- Rehan Fazal
- BBC reporter
(BBC Tamil publishes information about ancient traces, important events and lesser-known people in history in the name of ‘Historical Records’ every Sunday. This is the 50th article in that series.)
On 21 December 1952, Stalin held his birthday party at the Pilsnaya farmhouse. All those close to him were invited.
Folk music and dance songs were playing on the gramophone. Stalin himself chose the soundtracks. There were at least two guests who didn’t like it at all.
One of them was Nikita Khrushchev. He hated dancing. To tease him, Stalin asked him to dance the Ukrainian ‘Kobak’ dance. Stalin had no mastery of dance moves. So he makes others who don’t know how to dance make them dance and makes them uncomfortable.
Another who disliked the evening was Svetlana Alliluyeva, Stalin’s daughter.
He was 26 years old at that time. But by then he was divorced twice.
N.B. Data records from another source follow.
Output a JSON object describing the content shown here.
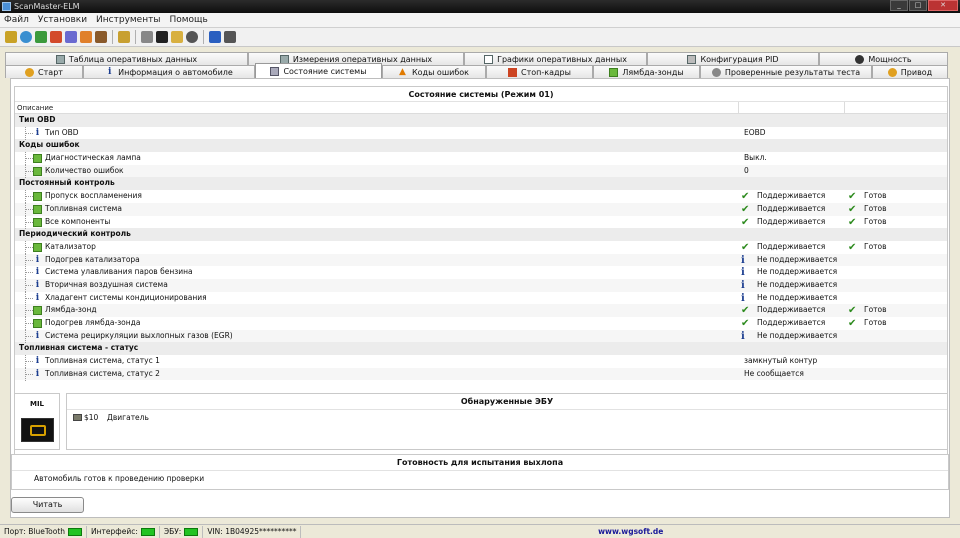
{
  "window": {
    "title": "ScanMaster-ELM"
  },
  "menu": [
    "Файл",
    "Установки",
    "Инструменты",
    "Помощь"
  ],
  "tabs_row1": [
    {
      "label": "Таблица оперативных данных"
    },
    {
      "label": "Измерения оперативных данных"
    },
    {
      "label": "Графики оперативных данных"
    },
    {
      "label": "Конфигурация PID"
    },
    {
      "label": "Мощность"
    }
  ],
  "tabs_row2": [
    {
      "label": "Старт"
    },
    {
      "label": "Информация о автомобиле"
    },
    {
      "label": "Состояние системы"
    },
    {
      "label": "Коды ошибок"
    },
    {
      "label": "Стоп-кадры"
    },
    {
      "label": "Лямбда-зонды"
    },
    {
      "label": "Проверенные результаты теста"
    },
    {
      "label": "Привод"
    }
  ],
  "status": {
    "title": "Состояние системы (Режим 01)",
    "column_header": "Описание",
    "groups": [
      {
        "name": "Тип OBD",
        "rows": [
          {
            "icon": "info",
            "label": "Тип OBD",
            "value": "EOBD"
          }
        ]
      },
      {
        "name": "Коды ошибок",
        "rows": [
          {
            "icon": "ok",
            "label": "Диагностическая лампа",
            "value": "Выкл."
          },
          {
            "icon": "ok",
            "label": "Количество ошибок",
            "value": "0"
          }
        ]
      },
      {
        "name": "Постоянный контроль",
        "rows": [
          {
            "icon": "ok",
            "label": "Пропуск воспламенения",
            "support": "Поддерживается",
            "support_mark": "check",
            "ready": "Готов"
          },
          {
            "icon": "ok",
            "label": "Топливная система",
            "support": "Поддерживается",
            "support_mark": "check",
            "ready": "Готов"
          },
          {
            "icon": "ok",
            "label": "Все компоненты",
            "support": "Поддерживается",
            "support_mark": "check",
            "ready": "Готов"
          }
        ]
      },
      {
        "name": "Периодический контроль",
        "rows": [
          {
            "icon": "ok",
            "label": "Катализатор",
            "support": "Поддерживается",
            "support_mark": "check",
            "ready": "Готов"
          },
          {
            "icon": "info",
            "label": "Подогрев катализатора",
            "support": "Не поддерживается",
            "support_mark": "info"
          },
          {
            "icon": "info",
            "label": "Система улавливания паров бензина",
            "support": "Не поддерживается",
            "support_mark": "info"
          },
          {
            "icon": "info",
            "label": "Вторичная воздушная система",
            "support": "Не поддерживается",
            "support_mark": "info"
          },
          {
            "icon": "info",
            "label": "Хладагент системы кондиционирования",
            "support": "Не поддерживается",
            "support_mark": "info"
          },
          {
            "icon": "ok",
            "label": "Лямбда-зонд",
            "support": "Поддерживается",
            "support_mark": "check",
            "ready": "Готов"
          },
          {
            "icon": "ok",
            "label": "Подогрев лямбда-зонда",
            "support": "Поддерживается",
            "support_mark": "check",
            "ready": "Готов"
          },
          {
            "icon": "info",
            "label": "Система рециркуляции выхлопных газов (EGR)",
            "support": "Не поддерживается",
            "support_mark": "info"
          }
        ]
      },
      {
        "name": "Топливная система - статус",
        "rows": [
          {
            "icon": "info",
            "label": "Топливная система, статус 1",
            "value": "замкнутый контур"
          },
          {
            "icon": "info",
            "label": "Топливная система, статус 2",
            "value": "Не сообщается"
          }
        ]
      }
    ]
  },
  "mil": {
    "title": "MIL",
    "lamp_icon": "check-engine-icon"
  },
  "ecu": {
    "title": "Обнаруженные ЭБУ",
    "items": [
      {
        "address": "$10",
        "name": "Двигатель"
      }
    ]
  },
  "readiness": {
    "title": "Готовность для испытания выхлопа",
    "text": "Автомобиль готов к проведению проверки"
  },
  "read_button": "Читать",
  "statusbar": {
    "port": "Порт: BlueTooth",
    "interface": "Интерфейс:",
    "ecu": "ЭБУ:",
    "vin": "VIN: 1B04925**********",
    "url": "www.wgsoft.de"
  },
  "colors": {
    "ok_green": "#2e8b1f",
    "info_blue": "#1b3d8f",
    "led_green": "#22c322"
  }
}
Svetlana can’t stand being told to do something by anyone.
When Stalin offered to dance with her, Svetlana refused.
Stalin holding Svetlana’s hair
Stalin could not tolerate this refusal. He was very angry.
He grabbed his daughter by the hair and pulled her forward. Svetlana’s face was flushed with shame and tears welled up in her eyes.
“Stalin was not so cruel to cause trouble for Svetlana. In fact, it was out of affection for Svetlana. But others saw him as cruel. Stalin often did such things,” wrote Nikita Khrushchev in his autobiography, Khrushchev Remembers.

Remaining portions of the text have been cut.